Zhang et al. reported that change in the CT value after nCT can predict therapeutic efficacy in EC patients [20]. T2-weighted imaging and Diffusion-weighted imaging were used to assess the residual tumor after nCRT for EC with high sensitivity and low specificity [21, 22]. Intravoxel Incoherent Motion MRI proved useful in early assessment of the response of esophageal squamous cell carcinoma to chemoradiotherapy [23]. PDG-PET response to induction chemotherapy could be a useful imaging biomarker to identify patients with esophageal adenocarcinoma who could benefit from subsequent esophagectomy after chemoradiotherapy [24]. Radiomics had been analyzed for predicting response to neoadjuvant therapy in rectal cancer and cervical cancer patients [9, 10]. However, to date, little is known about the role of DCE-MRI radiomics in assessing response in patients with EC.
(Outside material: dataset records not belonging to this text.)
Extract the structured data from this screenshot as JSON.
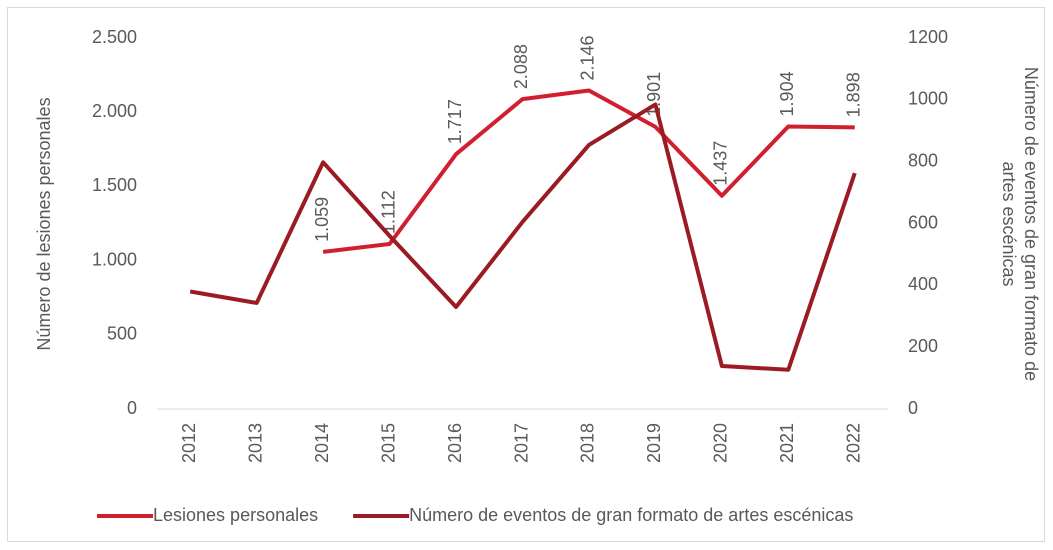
{
  "chart_data": {
    "type": "line",
    "categories": [
      "2012",
      "2013",
      "2014",
      "2015",
      "2016",
      "2017",
      "2018",
      "2019",
      "2020",
      "2021",
      "2022"
    ],
    "series": [
      {
        "name": "Lesiones personales",
        "color": "#d01f2e",
        "values": [
          null,
          null,
          1059,
          1112,
          1717,
          2088,
          2146,
          1901,
          1437,
          1904,
          1898
        ],
        "value_labels": [
          null,
          null,
          "1.059",
          "1.112",
          "1.717",
          "2.088",
          "2.146",
          "1.901",
          "1.437",
          "1.904",
          "1.898"
        ]
      },
      {
        "name": "Número de eventos de gran formato de artes escénicas",
        "color": "#9b1b22",
        "axis": "y2",
        "values": [
          380,
          343,
          798,
          560,
          330,
          605,
          854,
          985,
          139,
          127,
          763
        ]
      }
    ],
    "ylabel": "Número de lesiones personales",
    "y2label": "Número de eventos de gran formato de artes escénicas",
    "ylim": [
      0,
      2500
    ],
    "yticks": [
      0,
      500,
      {
        "value": 1000,
        "label": "1.000"
      },
      {
        "value": 1500,
        "label": "1.500"
      },
      {
        "value": 2000,
        "label": "2.000"
      },
      {
        "value": 2500,
        "label": "2.500"
      }
    ],
    "y2lim": [
      0,
      1200
    ],
    "y2ticks": [
      0,
      200,
      400,
      600,
      800,
      1000,
      1200
    ],
    "grid": false,
    "legend": "bottom"
  }
}
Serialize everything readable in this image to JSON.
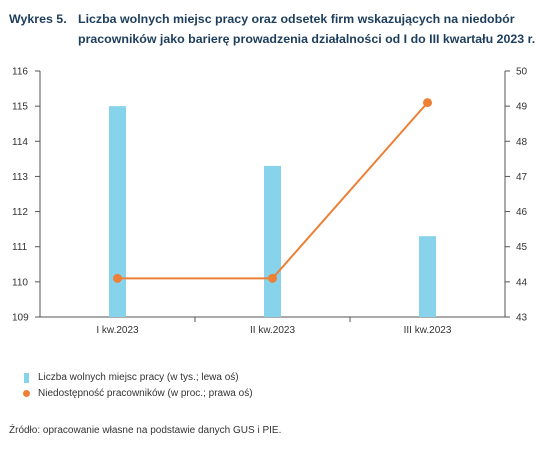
{
  "figure_label": "Wykres 5.",
  "title_line1": "Liczba wolnych miejsc pracy oraz odsetek firm wskazujących na niedobór",
  "title_line2": "pracowników jako barierę prowadzenia działalności od I do III kwartału 2023 r.",
  "source": "Źródło: opracowanie własne na podstawie danych GUS i PIE.",
  "legend": [
    {
      "label": "Liczba wolnych miejsc pracy (w tys.; lewa oś)",
      "marker": "bar"
    },
    {
      "label": "Niedostępność pracowników (w proc.; prawa oś)",
      "marker": "dot"
    }
  ],
  "colors": {
    "bar": "#87d3ec",
    "line": "#ee8035",
    "axis": "#555555",
    "title": "#1d3d5c"
  },
  "chart_data": {
    "type": "bar",
    "categories": [
      "I kw.2023",
      "II kw.2023",
      "III kw.2023"
    ],
    "series": [
      {
        "name": "Liczba wolnych miejsc pracy (w tys.; lewa oś)",
        "type": "bar",
        "axis": "left",
        "values": [
          115.0,
          113.3,
          111.3
        ]
      },
      {
        "name": "Niedostępność pracowników (w proc.; prawa oś)",
        "type": "line",
        "axis": "right",
        "values": [
          44.1,
          44.1,
          49.1
        ]
      }
    ],
    "ylim_left": [
      109,
      116
    ],
    "yticks_left": [
      109,
      110,
      111,
      112,
      113,
      114,
      115,
      116
    ],
    "ylim_right": [
      43,
      50
    ],
    "yticks_right": [
      43,
      44,
      45,
      46,
      47,
      48,
      49,
      50
    ],
    "grid": false
  }
}
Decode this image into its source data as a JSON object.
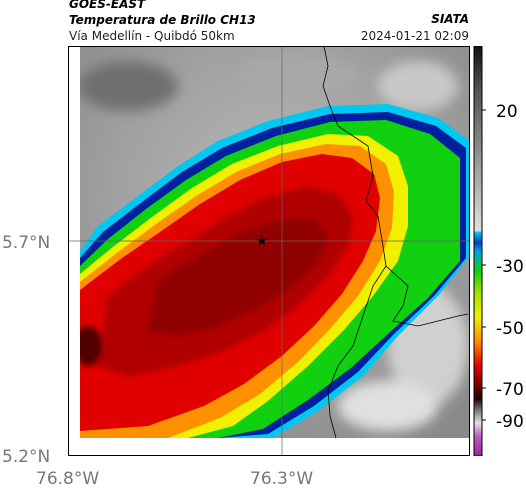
{
  "header": {
    "satellite": "GOES-EAST",
    "product": "Temperatura de Brillo CH13",
    "route": "Vía Medellín - Quibdó 50km",
    "brand": "SIATA",
    "datetime": "2024-01-21 02:09"
  },
  "map": {
    "lat_ticks": [
      "5.7°N",
      "5.2°N"
    ],
    "lon_ticks": [
      "76.8°W",
      "76.3°W"
    ],
    "marker": "star"
  },
  "colorbar": {
    "ticks": [
      "20",
      "-30",
      "-50",
      "-70",
      "-90"
    ],
    "colors": {
      "warm": "#888888",
      "cyan": "#00c8f0",
      "blue": "#0020a0",
      "green": "#10d010",
      "yellow": "#f0f000",
      "orange": "#ff9000",
      "red": "#e00000",
      "darkred": "#700000",
      "magenta": "#c040c0"
    }
  }
}
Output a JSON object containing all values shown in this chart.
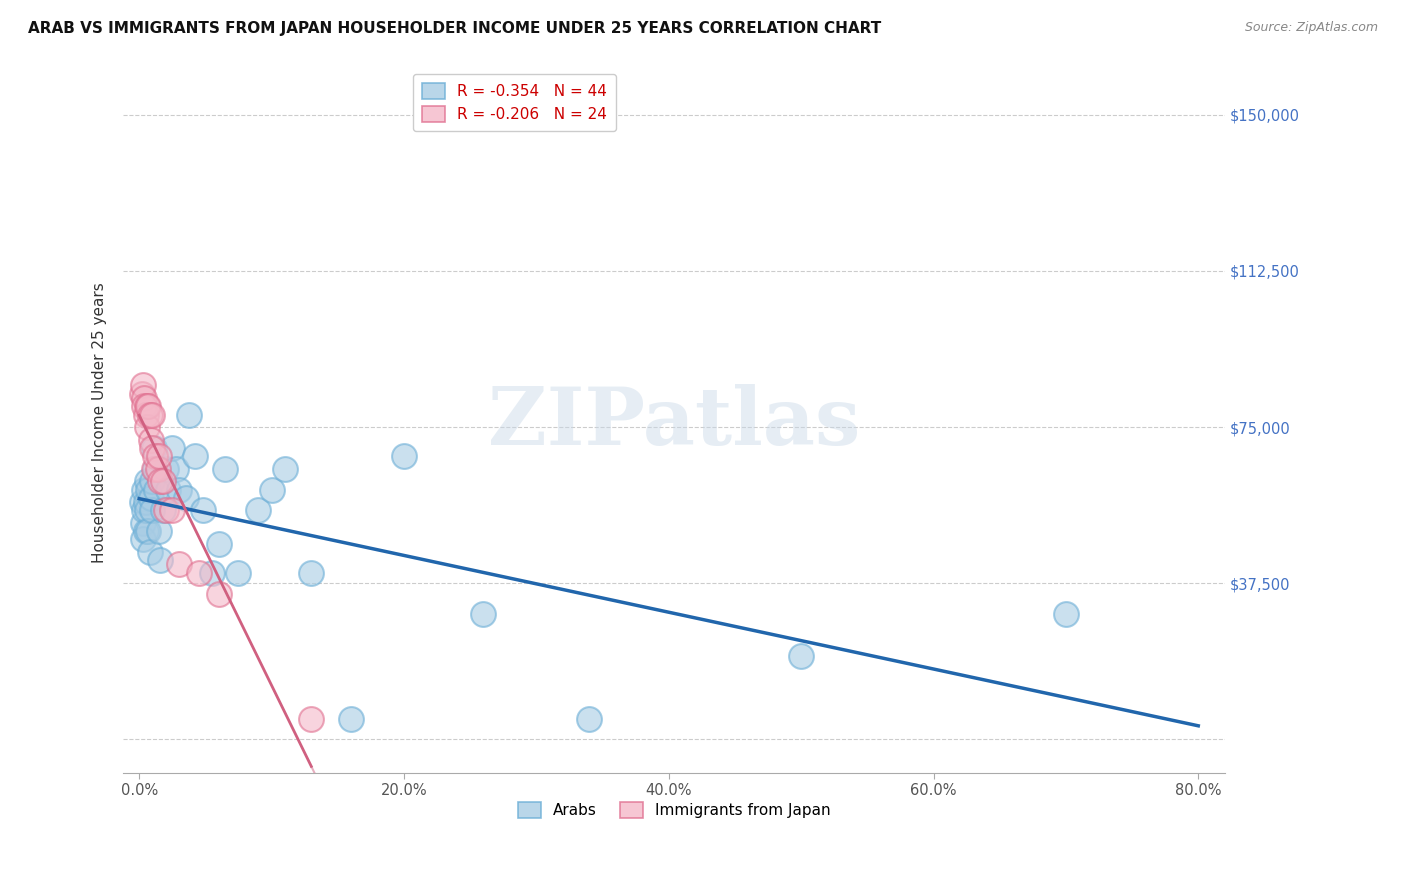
{
  "title": "ARAB VS IMMIGRANTS FROM JAPAN HOUSEHOLDER INCOME UNDER 25 YEARS CORRELATION CHART",
  "source": "Source: ZipAtlas.com",
  "ylabel": "Householder Income Under 25 years",
  "ytick_vals": [
    0,
    37500,
    75000,
    112500,
    150000
  ],
  "ytick_labels": [
    "",
    "$37,500",
    "$75,000",
    "$112,500",
    "$150,000"
  ],
  "xtick_vals": [
    0.0,
    0.2,
    0.4,
    0.6,
    0.8
  ],
  "xtick_labels": [
    "0.0%",
    "20.0%",
    "40.0%",
    "60.0%",
    "80.0%"
  ],
  "xlim": [
    -0.012,
    0.82
  ],
  "ylim": [
    -8000,
    160000
  ],
  "legend_arab_R": "-0.354",
  "legend_arab_N": "44",
  "legend_japan_R": "-0.206",
  "legend_japan_N": "24",
  "arab_dot_color": "#a8cce4",
  "arab_edge_color": "#6baed6",
  "japan_dot_color": "#f4b8c8",
  "japan_edge_color": "#e07090",
  "arab_line_color": "#2166ac",
  "japan_line_color": "#d06080",
  "watermark_text": "ZIPatlas",
  "arab_x": [
    0.002,
    0.003,
    0.003,
    0.004,
    0.004,
    0.005,
    0.005,
    0.006,
    0.006,
    0.007,
    0.007,
    0.008,
    0.009,
    0.01,
    0.01,
    0.011,
    0.012,
    0.013,
    0.015,
    0.016,
    0.018,
    0.02,
    0.022,
    0.025,
    0.028,
    0.03,
    0.035,
    0.038,
    0.042,
    0.048,
    0.055,
    0.06,
    0.065,
    0.075,
    0.09,
    0.1,
    0.11,
    0.13,
    0.16,
    0.2,
    0.26,
    0.34,
    0.5,
    0.7
  ],
  "arab_y": [
    57000,
    52000,
    48000,
    60000,
    55000,
    57000,
    50000,
    55000,
    62000,
    60000,
    50000,
    45000,
    58000,
    62000,
    55000,
    70000,
    65000,
    60000,
    50000,
    43000,
    55000,
    65000,
    60000,
    70000,
    65000,
    60000,
    58000,
    78000,
    68000,
    55000,
    40000,
    47000,
    65000,
    40000,
    55000,
    60000,
    65000,
    40000,
    5000,
    68000,
    30000,
    5000,
    20000,
    30000
  ],
  "japan_x": [
    0.002,
    0.003,
    0.004,
    0.004,
    0.005,
    0.006,
    0.006,
    0.007,
    0.008,
    0.009,
    0.01,
    0.01,
    0.011,
    0.012,
    0.014,
    0.015,
    0.016,
    0.018,
    0.02,
    0.025,
    0.03,
    0.045,
    0.06,
    0.13
  ],
  "japan_y": [
    83000,
    85000,
    82000,
    80000,
    78000,
    80000,
    75000,
    80000,
    78000,
    72000,
    78000,
    70000,
    65000,
    68000,
    65000,
    68000,
    62000,
    62000,
    55000,
    55000,
    42000,
    40000,
    35000,
    5000
  ]
}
In our study, DCE-MRI was performed by a prototype Radial volumetric interpolated breath-hold examination (VIBE) with the time resolution of 2.4 s for most phases, which is a new DCE and provides more phases than conventional sequences. Theoretically, Radial VIBE could acquire more information and with higher time resolution than conventional DCE. Heethuis et al. reported that changes in tumor area-under-the-concentration time curve throughout treatment were promising for predicting histopathologic response to nCRT for EC [4]. Lei et al. reported that Ktrans prior to chemoradiotherapy, and Ktrans and Kep at 3 weeks post-treatment are sensitive prediction parameters that are generated using conventional DCE-MRI [25]. Interesting, in the current study, 17 MRI-based texture features on pre-nCT MRI show significance in predicting response of nCT EC.

The present study also has several limitations. Firstly, the data of both training and validation were acquired from the single institution, and further multicenter validation would be our next work. Secondly, the sample size is small, especially for TRG 1 and 2 (35 non-responders/6 responders), which may lead to a certain degree of bias in the results. Because all patients received only 2 cycles of standard nCT protocol followed by surgical resection, which may lead to the majority cases to be non-responders, and this nCT protocol may not have been adequate for pCR. In this study, response rate was 14.6%, which is similar to the report of pathological (20.5%) response rate [26]. However, no significant difference was seen in 3- and 5-year progression-free survival or 3- and 5-year overall survival. The addition of radiotherapy to neoadjuvant chemotherapy results in higher R0 resection rate and pCR rate, without significantly impacting survival [27]. Finally, tumor segmentation especially for small lesion could be challenging. However, 2 readers carefully performed tumor segmentation and discrepancy was resolved by consensus.

5 Conclusions

To conclude, we constructed a combined radiomics and DCE-MRI nomogram which is able to reliably discriminate tumor response to nCT, and the radiomics features are useful for nCT response prediction in EC patients. It may provide a convenient tool for clinicians to estimate individuals’ risk of non-response to nCT and to guide treatment personalization for those patients.